Upon the issuance of the Undertaking Letter, SDG Group has injected the mining right of Yanshan Mine Area, the exploration right of the gold mine in Cishan Mine Area, Penglai District, Yantai City, Shandong Province and the exploration right of the gold mine at the deep level of Tuwu Gold Mine Area (general exploration) in Penglai District, Yantai City, Shandong Province held by Shandong Gold Jinchuang Group Co., Ltd. and the mining right of the Qigouyifen Mine, the exploration rights of gold mines at the deep level and outer rim of the Qigouyifen Mine held by Shandong Jinchuang Co., Ltd. into the Listed Company in 2023. Other assets committed for injection or disposal have not been disposed of externally or injected into Listed Company due to issues including expiration of mining right certificates, government-led mineral rights consolidation, ongoing project losses, defects in core project land and real estate, failure to meet transfer conditions under relevant laws and regulations, exploration rights not yet converted to mining rights, lack of viable mining resources, and insufficient resource quantities discovered to meet development requirements.
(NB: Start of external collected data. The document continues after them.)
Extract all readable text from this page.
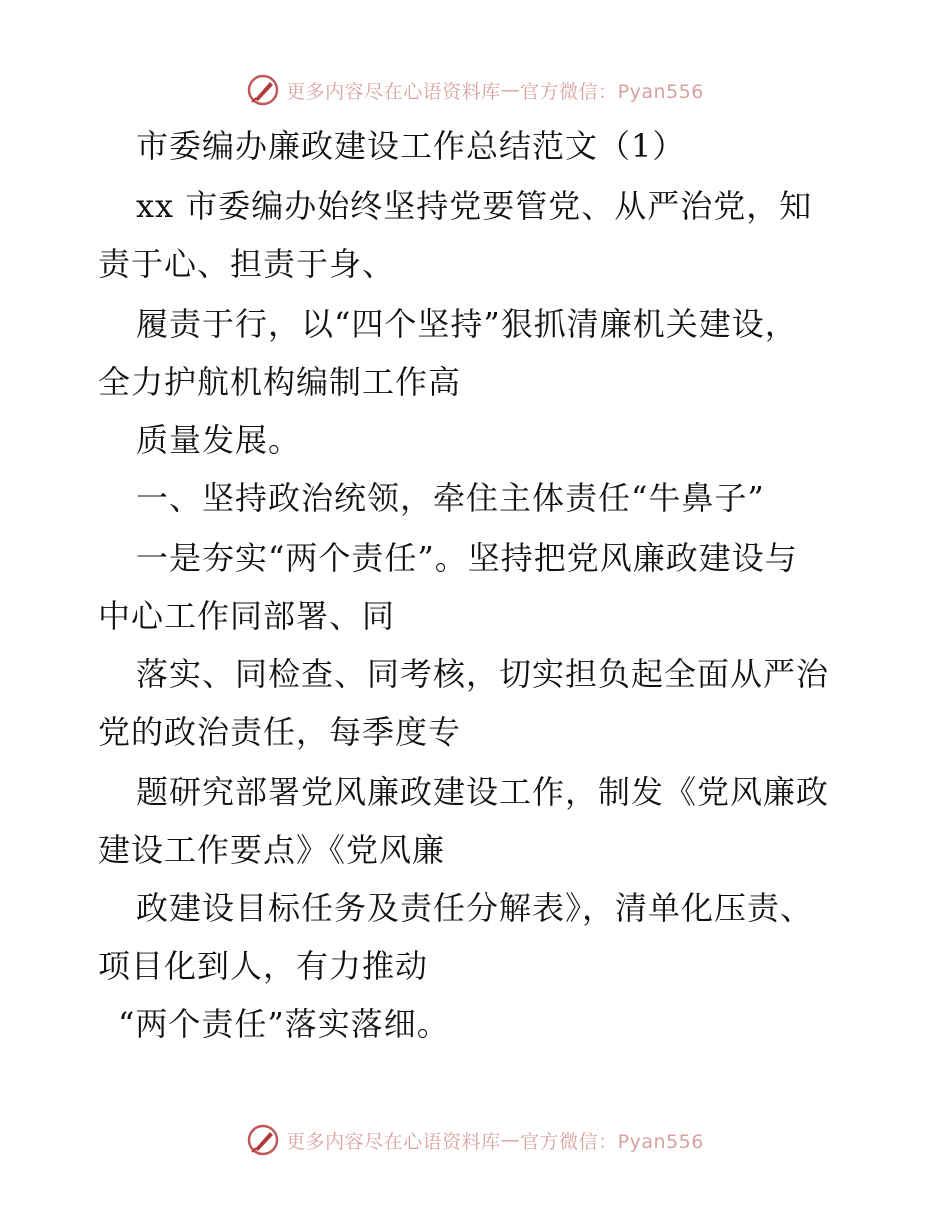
更多内容尽在心语资料库 — 官方微信：Pyan556
市委编办廉政建设工作总结范文（1）
xx 市委编办始终坚持党要管党、从严治党，知
责于心、担责于身、
履责于行，以“四个坚持”狠抓清廉机关建设，
全力护航机构编制工作高
质量发展。
一、坚持政治统领，牵住主体责任“牛鼻子”
一是夯实“两个责任”。坚持把党风廉政建设与
中心工作同部署、同
落实、同检查、同考核，切实担负起全面从严治
党的政治责任，每季度专
题研究部署党风廉政建设工作，制发《党风廉政
建设工作要点》《党风廉
政建设目标任务及责任分解表》，清单化压责、
项目化到人，有力推动
“两个责任”落实落细。
更多内容尽在心语资料库 — 官方微信：Pyan556
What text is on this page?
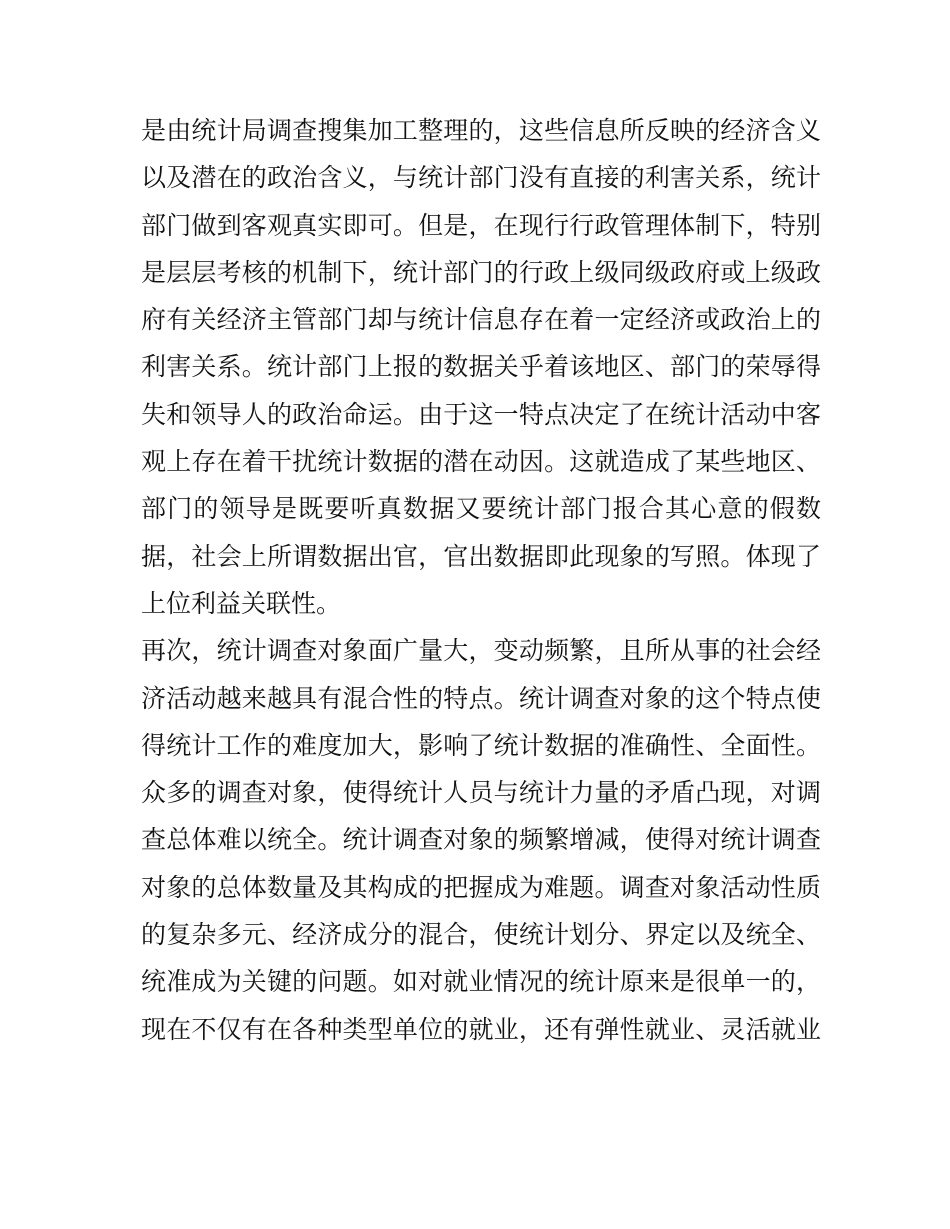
是由统计局调查搜集加工整理的，这些信息所反映的经济含义
以及潜在的政治含义，与统计部门没有直接的利害关系，统计
部门做到客观真实即可。但是，在现行行政管理体制下，特别
是层层考核的机制下，统计部门的行政上级同级政府或上级政
府有关经济主管部门却与统计信息存在着一定经济或政治上的
利害关系。统计部门上报的数据关乎着该地区、部门的荣辱得
失和领导人的政治命运。由于这一特点决定了在统计活动中客
观上存在着干扰统计数据的潜在动因。这就造成了某些地区、
部门的领导是既要听真数据又要统计部门报合其心意的假数
据，社会上所谓数据出官，官出数据即此现象的写照。体现了
上位利益关联性。
再次，统计调查对象面广量大，变动频繁，且所从事的社会经
济活动越来越具有混合性的特点。统计调查对象的这个特点使
得统计工作的难度加大，影响了统计数据的准确性、全面性。
众多的调查对象，使得统计人员与统计力量的矛盾凸现，对调
查总体难以统全。统计调查对象的频繁增减，使得对统计调查
对象的总体数量及其构成的把握成为难题。调查对象活动性质
的复杂多元、经济成分的混合，使统计划分、界定以及统全、
统准成为关键的问题。如对就业情况的统计原来是很单一的，
现在不仅有在各种类型单位的就业，还有弹性就业、灵活就业
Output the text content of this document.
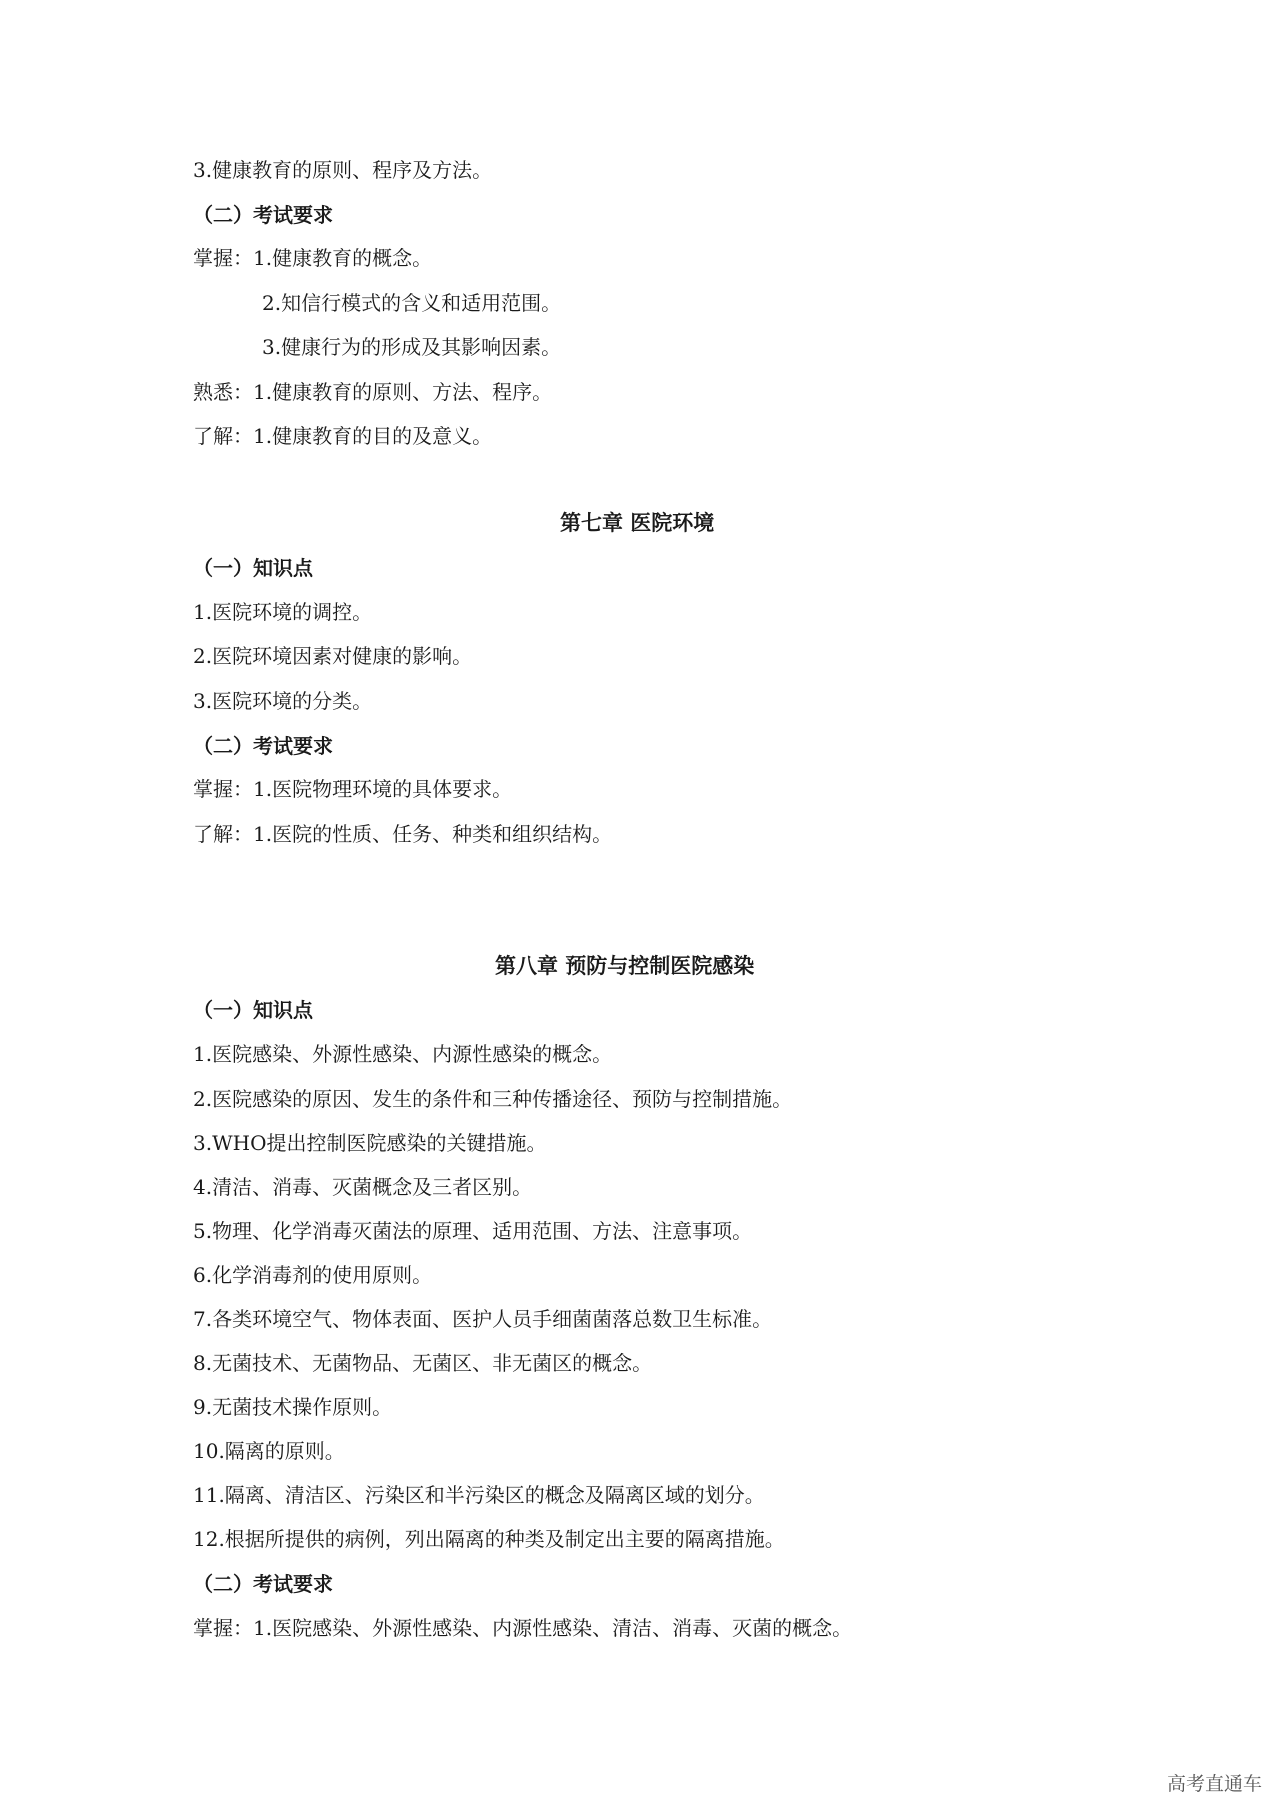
3.健康教育的原则、程序及方法。
（二）考试要求
掌握：1.健康教育的概念。
2.知信行模式的含义和适用范围。
3.健康行为的形成及其影响因素。
熟悉：1.健康教育的原则、方法、程序。
了解：1.健康教育的目的及意义。
第七章 医院环境
（一）知识点
1.医院环境的调控。
2.医院环境因素对健康的影响。
3.医院环境的分类。
（二）考试要求
掌握：1.医院物理环境的具体要求。
了解：1.医院的性质、任务、种类和组织结构。
第八章 预防与控制医院感染
（一）知识点
1.医院感染、外源性感染、内源性感染的概念。
2.医院感染的原因、发生的条件和三种传播途径、预防与控制措施。
3.WHO提出控制医院感染的关键措施。
4.清洁、消毒、灭菌概念及三者区别。
5.物理、化学消毒灭菌法的原理、适用范围、方法、注意事项。
6.化学消毒剂的使用原则。
7.各类环境空气、物体表面、医护人员手细菌菌落总数卫生标准。
8.无菌技术、无菌物品、无菌区、非无菌区的概念。
9.无菌技术操作原则。
10.隔离的原则。
11.隔离、清洁区、污染区和半污染区的概念及隔离区域的划分。
12.根据所提供的病例，列出隔离的种类及制定出主要的隔离措施。
（二）考试要求
掌握：1.医院感染、外源性感染、内源性感染、清洁、消毒、灭菌的概念。
高考直通车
Except for cases where transfer is prohibited by relevant laws, regulations, or policies, government-driven mineral rights consolidation, or expired mining rights certificates, for assets with incomplete documentation, defects in core land or real estate, assets lacking exploitable resources or possessing extremely limited resource reserves, injecting such assets into the Listed Company would not only violate regulatory requirements but also cause losses to the Listed Company, which is not conducive to safeguarding the rights and interests of the Listed Company and harm the interests of minority shareholders; If SDG Group is sold externally, the aforementioned assets can not be fully evaluated due to issues such as assets with incomplete documentation, defects in core land or real estate, assets lacking exploitable resources or possessing extremely limited resource reserves. As a result, their value can not be fully realized, which would harm state-owned assets and fail to meet the fundamental requirement of preserving and increasing the value of state-owned capital.
— 5 —
LETTER FROM THE BOARD
Recently, the Company received the extended undertaking letter issued by SDG Group and Non-ferrous Group: So far, Qinghai Shanjin Mining Co., Ltd., Hainan Shanjin Mining Co., Ltd., Shandong Gold Jinchuang Group Co., Ltd., Songxian Shanjin Mining Co., Ltd., Zhaoyuan Jiuzhou Mining Co., Ltd. and Shandong Chengjin Mining Co., Ltd. in SDG Group and other enterprises controlled by it, which own gold business assets but are not eligible for listing or for the considerations of overall planning, are held by SDG Group and other enterprises controlled by it. At present, the equity interests effectively controlled by SDG Group and its controlled subsidiaries in the aforesaid companies and the gold business assets effectively controlled by Shandong Gold Jinchuang Group Co., Ltd. have been entrusted to Shandong Gold for management. The resource reserves of the aforesaid enterprises have not yet been proven, their profitability prospects are still uncertain or their major assets' right certificates are yet to be regulated. In order to protect the interests of the Listed Company and minority shareholders, SDG Group, in addition to having entrusted the Company with the management, undertakes to initiate the procedure of injection into the Company in accordance with the law if relevant laws and regulations and related requirements of the CSRC are complied with and the following conditions are met or if the Company deems it necessary to inject into the Company from the perspective of strategic layout, endowment of resources and market: normal operation of the business, clear ownership, good compliant status, net asset yields of the active enterprises (where such assets are owned by the enterprises) not lower than the previous year's level of Shandong Gold or the financial internal yields of the non-active enterprises not lower than 8%. SDG Group will steadily promote the resolution of horizontal competition by giving priority to the injection of the aforesaid assets related to gold business into Shandong Gold before 10 November 2030, or by obtaining prior consent from the Company to sell them to third parties who are not related parties if the aforesaid relevant conditions for injection into the Company are not met or if the Company is unwilling to acquire them.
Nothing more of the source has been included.